ARGX-110 has been investigated in a Phase I patient cohort with advanced lymphomas expressing CD70. Of eight patients with relapsed/refractory T-cell lymphomas in this cohort, a biologic response was observed in three patients: in two patients with cutaneous T-cell lymphoma (Sézary syndrome), one of which had stable disease for more than six months; and in one patient with angioimmunoblastic T-cell lymphoma.
Our strategy is to use this Phase I study to identify orphan cancer indications where ARGX-110 shows clinical benefit and then to enrich our study population with these patients to establish clinical proof of efficacy, said Tim Van Hauwermeiren, Chief Executive Officer of arGEN-X. The results we have seen to-date with ARGX-110 in relapsed/refractory CD70+ T-cell lymphoma patients provides compelling evidence to support its further development in these indications.

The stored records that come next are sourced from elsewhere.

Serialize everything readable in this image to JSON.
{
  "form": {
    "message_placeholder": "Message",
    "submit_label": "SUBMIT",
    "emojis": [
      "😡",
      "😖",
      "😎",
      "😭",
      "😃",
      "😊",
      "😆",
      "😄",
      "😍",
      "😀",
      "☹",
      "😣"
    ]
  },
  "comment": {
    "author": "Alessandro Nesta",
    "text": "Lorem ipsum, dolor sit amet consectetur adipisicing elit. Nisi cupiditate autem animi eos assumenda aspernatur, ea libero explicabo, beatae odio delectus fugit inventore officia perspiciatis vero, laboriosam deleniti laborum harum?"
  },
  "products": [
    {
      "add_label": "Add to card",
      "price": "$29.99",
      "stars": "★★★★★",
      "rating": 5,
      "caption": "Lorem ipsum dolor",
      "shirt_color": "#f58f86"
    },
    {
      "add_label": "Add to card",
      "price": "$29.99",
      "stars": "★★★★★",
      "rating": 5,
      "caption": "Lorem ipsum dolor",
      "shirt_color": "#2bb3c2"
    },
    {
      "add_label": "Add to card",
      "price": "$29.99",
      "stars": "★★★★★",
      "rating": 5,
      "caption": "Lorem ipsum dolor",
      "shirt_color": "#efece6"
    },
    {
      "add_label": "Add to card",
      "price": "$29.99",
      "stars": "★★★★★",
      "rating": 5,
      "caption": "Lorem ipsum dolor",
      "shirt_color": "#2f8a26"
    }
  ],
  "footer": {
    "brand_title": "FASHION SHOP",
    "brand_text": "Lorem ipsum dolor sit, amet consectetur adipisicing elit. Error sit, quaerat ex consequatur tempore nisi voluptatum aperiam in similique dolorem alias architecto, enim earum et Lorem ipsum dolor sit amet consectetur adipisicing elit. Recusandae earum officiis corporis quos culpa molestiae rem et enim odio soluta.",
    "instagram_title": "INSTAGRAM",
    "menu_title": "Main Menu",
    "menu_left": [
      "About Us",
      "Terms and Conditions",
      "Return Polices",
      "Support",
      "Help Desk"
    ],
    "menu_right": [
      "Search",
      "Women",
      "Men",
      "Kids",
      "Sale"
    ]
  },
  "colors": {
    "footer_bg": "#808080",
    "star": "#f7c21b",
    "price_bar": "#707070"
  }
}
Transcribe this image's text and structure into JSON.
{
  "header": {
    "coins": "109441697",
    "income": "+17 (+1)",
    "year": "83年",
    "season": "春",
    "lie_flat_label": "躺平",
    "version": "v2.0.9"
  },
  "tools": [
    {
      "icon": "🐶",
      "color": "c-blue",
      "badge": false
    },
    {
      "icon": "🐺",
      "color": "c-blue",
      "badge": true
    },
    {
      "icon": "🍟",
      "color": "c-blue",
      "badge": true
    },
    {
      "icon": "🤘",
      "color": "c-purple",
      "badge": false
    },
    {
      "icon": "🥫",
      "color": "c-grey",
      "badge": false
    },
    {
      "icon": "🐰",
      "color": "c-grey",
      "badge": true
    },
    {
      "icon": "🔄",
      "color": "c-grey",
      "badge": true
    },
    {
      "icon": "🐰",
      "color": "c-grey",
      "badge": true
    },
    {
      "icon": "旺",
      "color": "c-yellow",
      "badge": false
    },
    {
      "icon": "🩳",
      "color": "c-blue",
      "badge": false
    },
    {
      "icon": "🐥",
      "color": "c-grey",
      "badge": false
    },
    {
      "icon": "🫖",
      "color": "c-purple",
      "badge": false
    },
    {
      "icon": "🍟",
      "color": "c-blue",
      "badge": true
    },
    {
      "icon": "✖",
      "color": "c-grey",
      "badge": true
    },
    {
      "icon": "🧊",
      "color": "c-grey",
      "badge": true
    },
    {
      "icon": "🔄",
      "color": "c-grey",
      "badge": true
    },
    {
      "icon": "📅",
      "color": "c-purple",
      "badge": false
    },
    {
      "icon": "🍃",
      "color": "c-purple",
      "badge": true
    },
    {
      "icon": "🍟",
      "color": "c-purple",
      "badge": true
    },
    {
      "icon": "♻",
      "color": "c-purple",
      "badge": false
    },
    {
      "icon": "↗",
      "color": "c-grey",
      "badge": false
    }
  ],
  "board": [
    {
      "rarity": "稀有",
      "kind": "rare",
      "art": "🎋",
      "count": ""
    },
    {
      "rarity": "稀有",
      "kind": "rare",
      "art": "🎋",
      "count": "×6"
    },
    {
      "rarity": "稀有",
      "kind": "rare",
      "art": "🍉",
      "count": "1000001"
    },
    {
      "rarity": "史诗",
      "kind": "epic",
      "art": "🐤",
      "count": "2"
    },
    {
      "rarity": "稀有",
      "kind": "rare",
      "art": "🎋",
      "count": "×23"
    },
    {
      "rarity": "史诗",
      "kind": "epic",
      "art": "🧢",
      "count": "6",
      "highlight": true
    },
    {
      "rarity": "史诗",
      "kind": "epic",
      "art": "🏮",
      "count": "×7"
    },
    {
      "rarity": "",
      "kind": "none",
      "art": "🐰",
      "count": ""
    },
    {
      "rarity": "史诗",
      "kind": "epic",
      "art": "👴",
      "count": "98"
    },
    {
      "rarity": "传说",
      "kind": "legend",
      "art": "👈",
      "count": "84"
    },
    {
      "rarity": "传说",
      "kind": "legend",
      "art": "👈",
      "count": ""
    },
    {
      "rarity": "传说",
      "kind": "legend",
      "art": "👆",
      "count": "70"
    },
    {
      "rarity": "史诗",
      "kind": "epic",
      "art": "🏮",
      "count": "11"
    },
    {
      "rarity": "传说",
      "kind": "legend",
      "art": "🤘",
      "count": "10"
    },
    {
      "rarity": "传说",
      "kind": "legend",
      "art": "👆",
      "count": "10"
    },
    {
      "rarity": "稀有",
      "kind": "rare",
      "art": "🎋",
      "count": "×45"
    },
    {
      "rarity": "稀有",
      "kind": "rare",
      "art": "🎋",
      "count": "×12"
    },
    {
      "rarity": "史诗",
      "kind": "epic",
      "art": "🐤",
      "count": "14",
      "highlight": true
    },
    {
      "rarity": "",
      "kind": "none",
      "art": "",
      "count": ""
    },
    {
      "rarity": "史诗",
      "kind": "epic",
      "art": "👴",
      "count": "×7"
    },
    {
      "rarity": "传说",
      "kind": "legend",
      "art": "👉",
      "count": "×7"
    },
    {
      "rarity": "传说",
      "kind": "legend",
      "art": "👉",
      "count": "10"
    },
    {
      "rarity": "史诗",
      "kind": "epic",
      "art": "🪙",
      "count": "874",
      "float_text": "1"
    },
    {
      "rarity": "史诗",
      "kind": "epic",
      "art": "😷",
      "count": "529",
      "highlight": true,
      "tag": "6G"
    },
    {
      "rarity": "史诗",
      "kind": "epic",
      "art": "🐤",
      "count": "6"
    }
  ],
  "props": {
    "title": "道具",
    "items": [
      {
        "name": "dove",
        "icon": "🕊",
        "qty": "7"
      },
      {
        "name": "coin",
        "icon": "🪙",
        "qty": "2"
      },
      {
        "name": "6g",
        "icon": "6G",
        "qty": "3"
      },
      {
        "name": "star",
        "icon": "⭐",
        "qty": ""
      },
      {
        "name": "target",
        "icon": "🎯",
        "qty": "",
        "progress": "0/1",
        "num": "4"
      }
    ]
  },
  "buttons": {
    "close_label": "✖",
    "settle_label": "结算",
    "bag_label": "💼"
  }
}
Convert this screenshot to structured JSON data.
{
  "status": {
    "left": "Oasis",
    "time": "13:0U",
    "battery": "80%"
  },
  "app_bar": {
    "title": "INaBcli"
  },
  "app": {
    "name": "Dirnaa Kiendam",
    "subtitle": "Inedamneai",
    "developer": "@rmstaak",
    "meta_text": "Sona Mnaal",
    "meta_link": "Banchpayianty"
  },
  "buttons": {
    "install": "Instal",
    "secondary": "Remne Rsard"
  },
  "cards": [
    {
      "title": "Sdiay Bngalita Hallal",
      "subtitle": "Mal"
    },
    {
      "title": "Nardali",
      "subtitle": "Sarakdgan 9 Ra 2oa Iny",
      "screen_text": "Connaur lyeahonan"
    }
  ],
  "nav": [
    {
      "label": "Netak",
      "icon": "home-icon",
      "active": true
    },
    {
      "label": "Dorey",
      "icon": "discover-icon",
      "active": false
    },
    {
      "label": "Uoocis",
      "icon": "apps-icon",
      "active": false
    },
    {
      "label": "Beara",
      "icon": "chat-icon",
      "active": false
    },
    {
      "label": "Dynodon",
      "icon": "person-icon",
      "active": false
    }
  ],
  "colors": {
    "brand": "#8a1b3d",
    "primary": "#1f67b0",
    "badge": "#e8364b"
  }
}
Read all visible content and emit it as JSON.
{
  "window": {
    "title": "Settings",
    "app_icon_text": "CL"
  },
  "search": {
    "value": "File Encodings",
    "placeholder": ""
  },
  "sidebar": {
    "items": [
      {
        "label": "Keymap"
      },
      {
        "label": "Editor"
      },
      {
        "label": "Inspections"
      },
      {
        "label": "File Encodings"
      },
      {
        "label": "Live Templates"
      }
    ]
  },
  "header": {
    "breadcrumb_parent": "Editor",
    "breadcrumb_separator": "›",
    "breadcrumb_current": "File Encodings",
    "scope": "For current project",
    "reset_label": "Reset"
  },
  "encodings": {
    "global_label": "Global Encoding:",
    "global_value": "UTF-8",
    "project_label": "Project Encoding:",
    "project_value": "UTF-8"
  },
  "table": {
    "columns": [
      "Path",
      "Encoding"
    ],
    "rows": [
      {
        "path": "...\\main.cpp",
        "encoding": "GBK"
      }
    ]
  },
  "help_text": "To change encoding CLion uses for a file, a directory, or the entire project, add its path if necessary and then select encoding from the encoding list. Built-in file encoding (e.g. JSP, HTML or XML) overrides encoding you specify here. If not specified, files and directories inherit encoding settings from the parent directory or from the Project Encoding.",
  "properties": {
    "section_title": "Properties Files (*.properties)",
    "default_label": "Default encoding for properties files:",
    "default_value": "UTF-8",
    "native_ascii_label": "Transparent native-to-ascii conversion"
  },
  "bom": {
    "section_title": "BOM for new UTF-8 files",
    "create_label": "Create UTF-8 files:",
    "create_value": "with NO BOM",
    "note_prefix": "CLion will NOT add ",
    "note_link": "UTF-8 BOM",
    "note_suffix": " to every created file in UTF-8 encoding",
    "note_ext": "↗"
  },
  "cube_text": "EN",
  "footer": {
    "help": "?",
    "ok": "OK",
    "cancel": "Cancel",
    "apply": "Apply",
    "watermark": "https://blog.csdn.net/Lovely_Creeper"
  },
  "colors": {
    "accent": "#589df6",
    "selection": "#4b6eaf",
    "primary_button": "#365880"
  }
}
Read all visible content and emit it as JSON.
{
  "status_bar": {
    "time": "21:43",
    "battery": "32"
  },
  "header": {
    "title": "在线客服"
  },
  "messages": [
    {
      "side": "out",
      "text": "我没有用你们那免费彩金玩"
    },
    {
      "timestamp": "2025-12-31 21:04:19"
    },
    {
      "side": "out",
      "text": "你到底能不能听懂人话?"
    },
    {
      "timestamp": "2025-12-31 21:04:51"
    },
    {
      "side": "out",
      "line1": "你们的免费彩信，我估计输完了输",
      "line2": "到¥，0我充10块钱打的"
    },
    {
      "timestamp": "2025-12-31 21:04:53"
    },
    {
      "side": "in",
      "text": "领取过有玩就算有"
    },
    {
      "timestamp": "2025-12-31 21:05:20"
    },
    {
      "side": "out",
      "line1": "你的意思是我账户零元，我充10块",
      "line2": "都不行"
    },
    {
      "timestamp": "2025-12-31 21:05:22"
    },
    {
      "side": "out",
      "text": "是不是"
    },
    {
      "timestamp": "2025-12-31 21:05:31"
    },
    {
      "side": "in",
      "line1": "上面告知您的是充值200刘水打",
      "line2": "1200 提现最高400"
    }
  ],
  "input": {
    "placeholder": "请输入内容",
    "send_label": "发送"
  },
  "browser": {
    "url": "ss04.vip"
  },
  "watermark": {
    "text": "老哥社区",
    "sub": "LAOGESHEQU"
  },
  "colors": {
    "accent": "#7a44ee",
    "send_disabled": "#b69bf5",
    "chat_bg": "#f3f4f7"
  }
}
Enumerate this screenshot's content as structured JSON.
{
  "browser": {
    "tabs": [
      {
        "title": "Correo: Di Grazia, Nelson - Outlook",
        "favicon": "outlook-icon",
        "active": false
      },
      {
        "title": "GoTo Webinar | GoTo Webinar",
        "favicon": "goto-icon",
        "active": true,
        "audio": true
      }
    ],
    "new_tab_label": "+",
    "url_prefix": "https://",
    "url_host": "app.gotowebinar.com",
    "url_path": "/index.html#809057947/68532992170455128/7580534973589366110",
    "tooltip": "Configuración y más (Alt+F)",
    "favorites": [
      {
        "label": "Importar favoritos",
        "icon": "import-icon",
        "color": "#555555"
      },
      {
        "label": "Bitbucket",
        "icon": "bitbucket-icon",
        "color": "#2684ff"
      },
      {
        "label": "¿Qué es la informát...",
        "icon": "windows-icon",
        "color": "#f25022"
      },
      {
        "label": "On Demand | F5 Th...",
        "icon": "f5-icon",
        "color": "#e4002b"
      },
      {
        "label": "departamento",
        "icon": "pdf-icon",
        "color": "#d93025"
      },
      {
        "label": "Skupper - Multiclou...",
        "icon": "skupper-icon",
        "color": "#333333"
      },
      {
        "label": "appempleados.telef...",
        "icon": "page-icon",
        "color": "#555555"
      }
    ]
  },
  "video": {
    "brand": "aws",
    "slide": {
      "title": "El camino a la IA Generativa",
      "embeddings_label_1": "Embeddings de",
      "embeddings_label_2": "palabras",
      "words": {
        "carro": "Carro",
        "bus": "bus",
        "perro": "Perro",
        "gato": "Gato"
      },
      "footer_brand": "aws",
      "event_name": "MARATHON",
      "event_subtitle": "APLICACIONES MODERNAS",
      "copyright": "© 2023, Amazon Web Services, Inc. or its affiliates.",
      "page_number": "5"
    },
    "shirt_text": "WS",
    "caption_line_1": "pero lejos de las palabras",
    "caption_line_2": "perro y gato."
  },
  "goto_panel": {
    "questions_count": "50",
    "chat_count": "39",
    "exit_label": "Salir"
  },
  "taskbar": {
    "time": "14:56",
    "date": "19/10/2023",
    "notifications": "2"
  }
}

An oral presentation of the results entitled ARGX-110, a novel monoclonal antibody targeting CD70, is associated with biological activity in patients with relapsed/refractory T-cell lymphomas was presented by Dr Marie Maerevoet from the Institut Jules Bordet (Brussels, Belgium).
About ARGX-110
ARGX-110 is a first-in-class monoclonal antibody that potently blocks CD70-induced tumor proliferation and tumor escape from immune surveillance. In addition, the POTELLIGENT®-enhanced antibody-dependent cellular cytotoxicity (ADCC) of ARGX-110 enables selective destruction of CD70-positive tumor cells. CD70 is overexpressed in the majority of cancer patients tested to date. In the initial dose-escalation of the Phase I study, ARGX-110 demonstrated a favorable safety profile with no dose-limiting toxicities seen in the 26 patients treated. ARGX-110 was well tolerated at doses between 0.1 to 10 mg/kg administered intravenously once every three weeks, and the maximum tolerated dose was not reached.